殺風景な一室の中、参謀はうやうやしく一台の端末を差し出してみせる。今回のループに現れた「賞品」、その姿を映した映像に違いない。
かつて、小生が「これこそが我が弟である」と示した首が、あの顔が、まざまざと脳裏に浮かび上がる。あの時から一日たりとも忘れたことはない、小生の信ずる弟の顔。「賞品」の発見と報告、この瞬間は、何度も繰り返される答え合わせなのだ。
端末の画面を確かめる。制服姿の弟が、何も知らぬ様子で笑っていた。
「……やはり小生は、間違ってなどいなかった」
そばに控える彼女の顔がわずかにこわばったことに、小生は気づかないふりをする。否、そんなことに構っている暇はなかった。端末の中、映る顔をじっと検分する。やはりあの時、我が弟はこれであると指差した顔に、よく似ていた。それでいて、まるで別人のようでさえあった。
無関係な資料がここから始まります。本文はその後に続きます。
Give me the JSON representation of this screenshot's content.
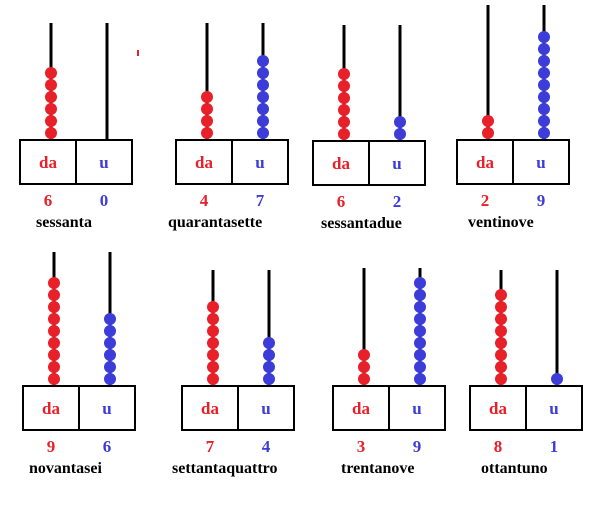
{
  "colors": {
    "tens": "#e8202a",
    "units": "#3c3cd8",
    "frame": "#000000",
    "word": "#000000"
  },
  "column_labels": {
    "tens": "da",
    "units": "u"
  },
  "abaci": [
    {
      "tens": 6,
      "units": 0,
      "tens_text": "6",
      "units_text": "0",
      "word": "sessanta"
    },
    {
      "tens": 4,
      "units": 7,
      "tens_text": "4",
      "units_text": "7",
      "word": "quarantasette"
    },
    {
      "tens": 6,
      "units": 2,
      "tens_text": "6",
      "units_text": "2",
      "word": "sessantadue"
    },
    {
      "tens": 2,
      "units": 9,
      "tens_text": "2",
      "units_text": "9",
      "word": "ventinove"
    },
    {
      "tens": 9,
      "units": 6,
      "tens_text": "9",
      "units_text": "6",
      "word": "novantasei"
    },
    {
      "tens": 7,
      "units": 4,
      "tens_text": "7",
      "units_text": "4",
      "word": "settantaquattro"
    },
    {
      "tens": 3,
      "units": 9,
      "tens_text": "3",
      "units_text": "9",
      "word": "trentanove"
    },
    {
      "tens": 8,
      "units": 1,
      "tens_text": "8",
      "units_text": "1",
      "word": "ottantuno"
    }
  ]
}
黒く沈んだ血と泥にまみれ、無残にこときれた桶の中の首。見開かれた瞳はどろりと濁り、皮膚は哀しく乾いていた。
それが、いま端末に映る顔はどうだろう。まばゆい輝きに満ちた双眸。生き生きと踊る髪。頬は血色をにじませ、その唇は誰かの名を呼んでいる。この鮮烈に煌めくいのちこそが、小生の畏れたものに違いなかった。